In Yancey v. Faubus, 251 F. Supp. 998 (1965), a 3-judge federal court approved a reapportionment of both houses of the Arkansas legislature in which no district in either house varied more than 15 percent from the mean average. On appeal, the United States Supreme Court affirmed a finding that such a variance did not offend the requirement of the equal protection clause of the Fourteenth Amendment. (Crawford County Bar Association v. Faubus, 383 U.S. 271, 15 L. Ed. 2d 750, 86 S. Ct. 933.) See, also, Davis v. Cameron, 238 F. Supp. 462 (1965), which suggests that, without holding, the Iowa House of Representatives with a 2.23 to 1 ratio in which 44-48 percent of the people could elect a majority, was "arguably close."

*456 While apportionment of seats in a state legislature may be based on something other than total population (Baker v. Carr, supra), population variances contained in the Act are well within the limits approved by any of the decided cases, including WMCA, Inc. v. Lomenzo, 238 F. Supp. 916 (1965), affirmed WMCA, Inc. v. Lomenzo, 382 U.S. 4, 15 L. Ed. 2d 2, 86 S. Ct. 24.

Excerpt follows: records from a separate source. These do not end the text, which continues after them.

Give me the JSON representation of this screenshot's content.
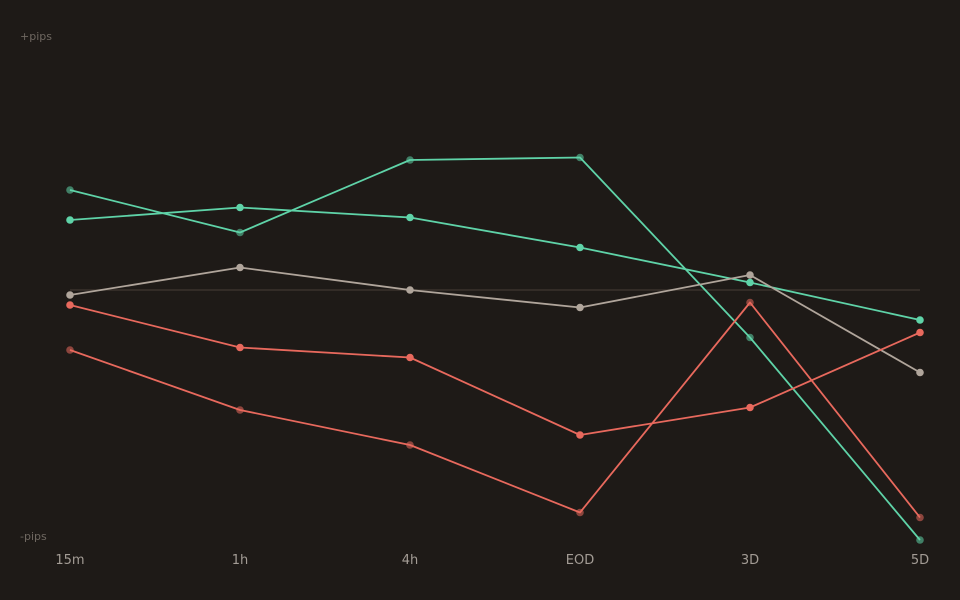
{
  "chart_data": {
    "type": "line",
    "ylabel_top": "+pips",
    "ylabel_bottom": "-pips",
    "categories": [
      "15m",
      "1h",
      "4h",
      "EOD",
      "3D",
      "5D"
    ],
    "ylim": [
      -100,
      100
    ],
    "baseline": 0,
    "grid": false,
    "legend": "none",
    "series": [
      {
        "color": "#5fd3a8",
        "muted": false,
        "values": [
          28,
          33,
          29,
          17,
          3,
          -12
        ]
      },
      {
        "color": "#5fd3a8",
        "muted": true,
        "values": [
          40,
          23,
          52,
          53,
          -19,
          -100
        ]
      },
      {
        "color": "#b0a59b",
        "muted": false,
        "values": [
          -2,
          9,
          0,
          -7,
          6,
          -33
        ]
      },
      {
        "color": "#e8695d",
        "muted": false,
        "values": [
          -6,
          -23,
          -27,
          -58,
          -47,
          -17
        ]
      },
      {
        "color": "#e8695d",
        "muted": true,
        "values": [
          -24,
          -48,
          -62,
          -89,
          -5,
          -91
        ]
      }
    ]
  }
}
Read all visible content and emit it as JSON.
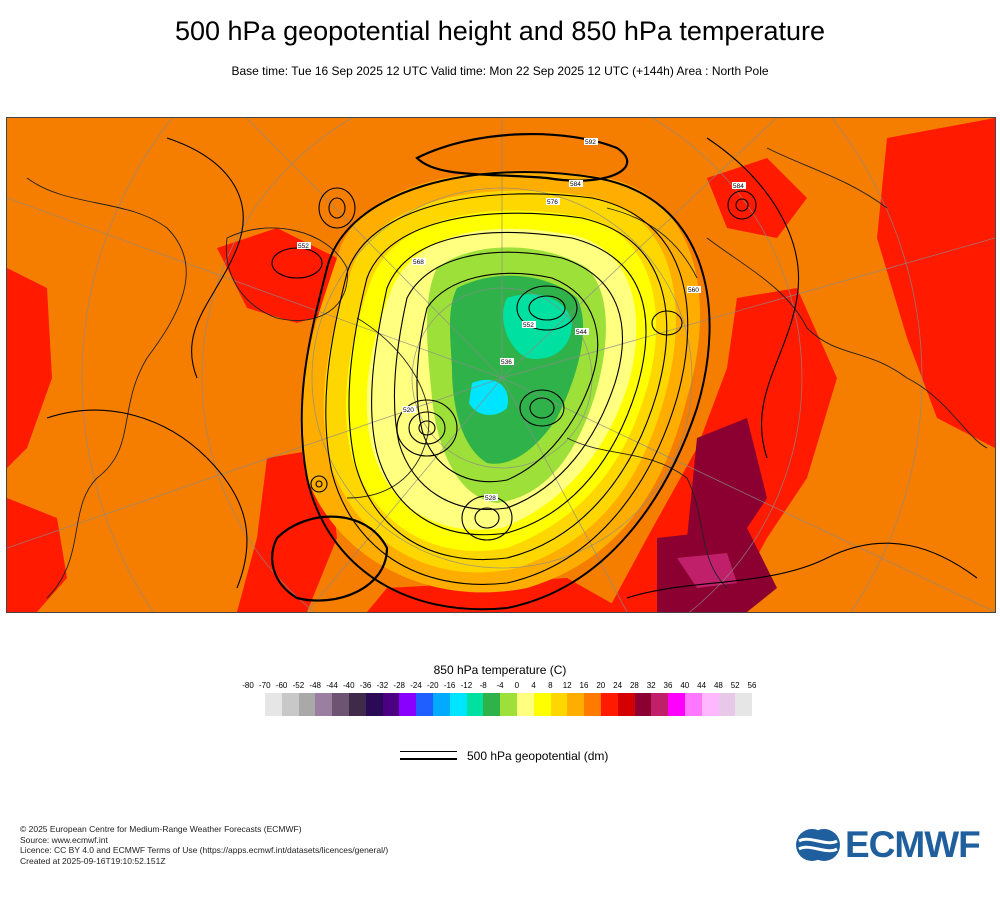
{
  "header": {
    "title": "500 hPa geopotential height and 850 hPa temperature",
    "subtitle": "Base time: Tue 16 Sep 2025 12 UTC Valid time: Mon 22 Sep 2025 12 UTC (+144h) Area : North Pole"
  },
  "map": {
    "contour_labels": [
      "592",
      "584",
      "576",
      "568",
      "560",
      "552",
      "544",
      "536",
      "528",
      "520",
      "584",
      "552"
    ]
  },
  "colorbar": {
    "title": "850 hPa temperature (C)",
    "ticks": [
      "-80",
      "-70",
      "-60",
      "-52",
      "-48",
      "-44",
      "-40",
      "-36",
      "-32",
      "-28",
      "-24",
      "-20",
      "-16",
      "-12",
      "-8",
      "-4",
      "0",
      "4",
      "8",
      "12",
      "16",
      "20",
      "24",
      "28",
      "32",
      "36",
      "40",
      "44",
      "48",
      "52",
      "56"
    ],
    "colors": [
      "#e6e6e6",
      "#c8c8c8",
      "#a9a9a9",
      "#9a7fa0",
      "#6c5472",
      "#3f2a4a",
      "#2a0a56",
      "#4b0082",
      "#8a00ff",
      "#1f5fff",
      "#00aaff",
      "#00e5ff",
      "#00e0a0",
      "#2fb24a",
      "#9ee03a",
      "#ffff80",
      "#ffff00",
      "#ffd700",
      "#ffae00",
      "#ff7b00",
      "#ff1a00",
      "#d40000",
      "#8b0030",
      "#c0206a",
      "#ff00ff",
      "#ff77ff",
      "#ffb8ff",
      "#e8c8e8",
      "#e6e6e6"
    ]
  },
  "legend": {
    "label": "500 hPa geopotential (dm)"
  },
  "footer": {
    "lines": [
      "© 2025 European Centre for Medium-Range Weather Forecasts (ECMWF)",
      "Source: www.ecmwf.int",
      "Licence: CC BY 4.0 and ECMWF Terms of Use (https://apps.ecmwf.int/datasets/licences/general/)",
      "Created at 2025-09-16T19:10:52.151Z"
    ]
  },
  "logo": {
    "text": "ECMWF",
    "color": "#1f5f9d"
  }
}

When the Act is viewed as a whole, it is apparent that the legislature acted neither arbitrarily nor capriciously. On the contrary, the Act represents a diligent, earnest and good-faith effort on the part of the Kansas legislature to comply with this court's previous order to reapportion the House of Representatives in accordance with the requirement of equal-populated districts announced in Reynolds. Furthermore, we believe the minds of reasonable men could not doubt that a range of variance above and below the average district population of House districts created by the Act constitutes as close an approximation to equal representation as possible in conformity with Article 10, Sections 1 and 2 of the Kansas Constitution.

Accordingly, we hold House Bill No. 504 is constitutional and valid, meeting the standards of both the state and federal Constitutions, including the creation of representative districts as nearly of equal population as is practicable in the judgment of the legislature, and that the permissible bounds of legislative discretion have not been exceeded.

This holding concludes the litigation of this case, and it follows that judicial action has ceased.

FATZER, J., concurring:

Under the compulsion of Harris v. Anderson, 194 Kan. 302, 400 P.2d 25, cert. den. 382 U.S. 894, 15 L. Ed. 2d 150, 86 S. Ct. 185, I join the opinion and judgment of the Court sustaining the validity of House Bill No. 504.

PARKER, C.J., joins in the foregoing concurring opinion.